Think of it like a randomly-shuffled deck of cards (face down). Although you do know where all 52 cards are (they are under the top-most card), you don't know yet which one is a diamond or which one is a King without flipping them individually.

So, the uncertainty is not violated.

a reply to: swanne

But to continue with that analogy if you look at 51 of the cards you know what the 52nd is without measuring it.

Glad to see this got enough flags to get on FB

a reply to: Aazadan

Indeed, this is true for these two cards. And, my friend, you just discovered how Entanglement works.

I think this is the first time that I've had something in physics explained to me and I got it the first time without going, "huh?"

I have a basic understanding of physics for my job, things such as Newton's law and Boyle's law. The rest is, well, too difficult for a simple labor worker such as myself. lol

originally posted by: starheart
Then how does a quantum computer work? I've heard it is based entirely on the Uncertainty principle, but how can they make it work?

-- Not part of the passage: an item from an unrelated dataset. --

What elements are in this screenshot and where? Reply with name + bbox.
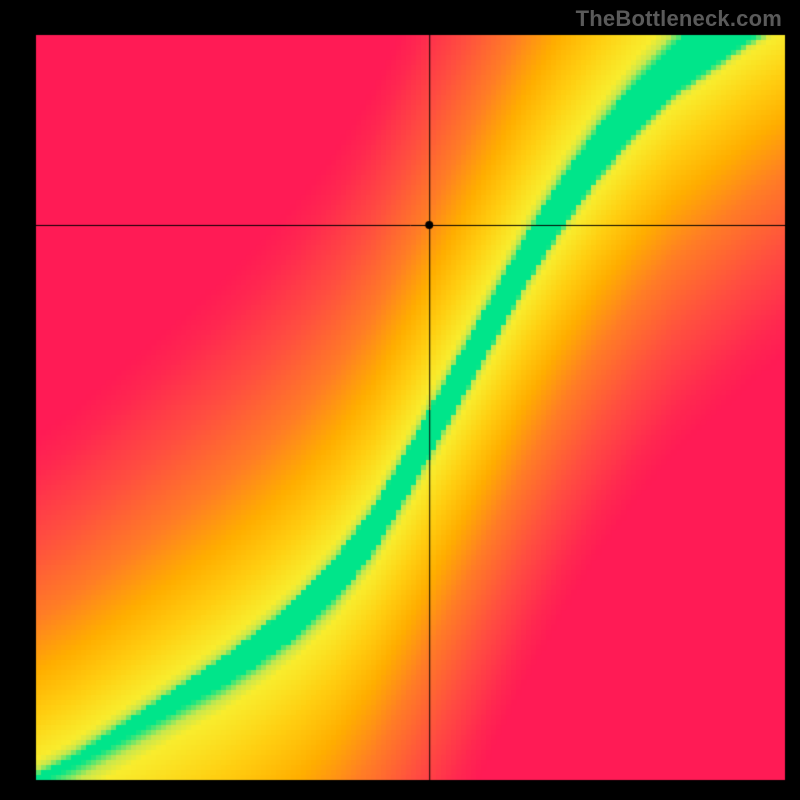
chart-container: { "watermark": { "text": "TheBottleneck.… <box>0 0 800 800</box>
watermark-text: TheBottleneck.com <box>576 6 782 32</box>
bottleneck-heatmap <box>0 0 800 800</box>
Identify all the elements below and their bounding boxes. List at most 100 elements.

I don't know all the details but basically a qubit (quantum bit) contains the values 0 and 1 simultaneously. Contrast this with a regular bit which is either 0 or 1. Because of this, an arrangement of qubits are in all possible machine states at all times. From there it uses quantum mechanics that are way above my head to determine the probability of any given machine state being the desired one. From that point you can take the high probability machine states in order to get the information you want.

This allows certain types of computational problems to be solved very quickly (breaking encryption for example). But it's also rather poor for other problems.